Working at the turn of the 17th century, John Napier found a way to facilitate calculation for astronomers by inventing logarithms. He also discovered the number now designated by the letter e.
In the early 17th century, Galileo Galilei made important innovations in the study of motion, establishing the pattern of relying on mathematical models to explore physical phenomena. René Descartes and Christiaan Huygens would build directly on his insights.
A lawyer for whom mathematics was an avocation, Pierre de Fermat was instrumental in the origins of calculus. In 1637, both Fermat and René Descartes published explanations of analytic geometry.
Isaac Newton famously said, "If I have seen further, it is by standing on the shoulders of giants." You learn who those giants were and explore Newton's invention of calculus to explain the motions of the heavens in Principia Mathematica, published in 1687.
Independently of Newton, Gottfried Wilhelm Leibniz discovered the techniques of calculus in the 1670s, developing the notational system still used today.
Leonard Euler dominated 18th-century mathematics so thoroughly that his contemporaries believed he had solved all important problems.
You look at the influence of geometry on art, exploring the intriguing types of symmetry in Moorish tiling patterns. You also examine the geometrical experiments of M. C. Escher and August Möbius.
You explore Carl Friedrich Gauss and his interest in geometry on various kinds of surfaces, including his work on the parallel postulate, which laid the foundations for non-Euclidean geometry.
Algebra underwent a fundamental change in the 19th century, becoming a tool for studying transformations. One of the most tragic stories in mathematics involves Evariste Galois, who invented a set of transformations before dying at age 20 in a duel.
By 1800, calculus was well established as a powerful tool for solving practical problems, but its logical underpinnings were shaky. You explore the creative mathematics that addressed this problem in work from Joseph Fourier in the 19th century to Lennart Carleson in the 20th.
Bernhard Riemann left two famous legacies: the Riemann hypothesis, which deals with the distribution of prime numbers and is the most important open problem in mathematics today, and Riemann's new system of geometry, which Einstein used to develop his general theory of relativity.
This lecture explores the contrasting careers of James Joseph Sylvester, who was instrumental in developing an American mathematical tradition, and Srinivasa Ramanujan, a poor college dropout from India who produced a rich range of new mathematics during his short life.
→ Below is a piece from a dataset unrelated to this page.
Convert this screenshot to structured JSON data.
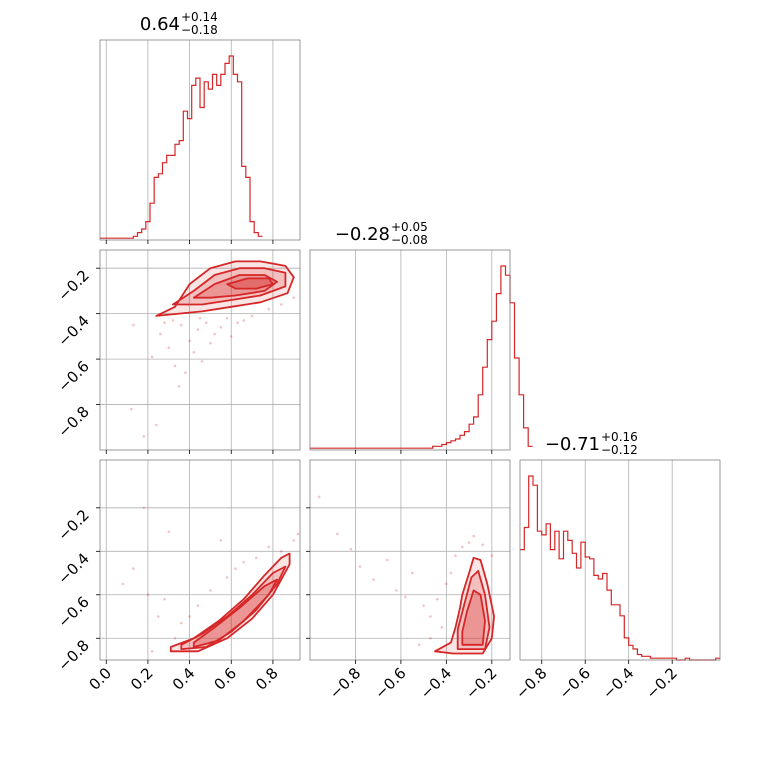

Pierre de Fermat's enigmatic note regarding a proof that he didn't have space to write down sparked the most celebrated search in mathematics, lasting more than 350 years. This lecture follows the route to a proof, finally achieved in the 1990s.
Mathematics is the key to realms outside our intuition. You begin with Maxwell's equations and continue through general relativity, quantum mechanics, and string theory to see how mathematics enables us to work with physical realities for which our experience fails us.
This last lecture introduces some of the most promising and important questions in the field and examines mathematical challenges from other disciplines, especially genetics.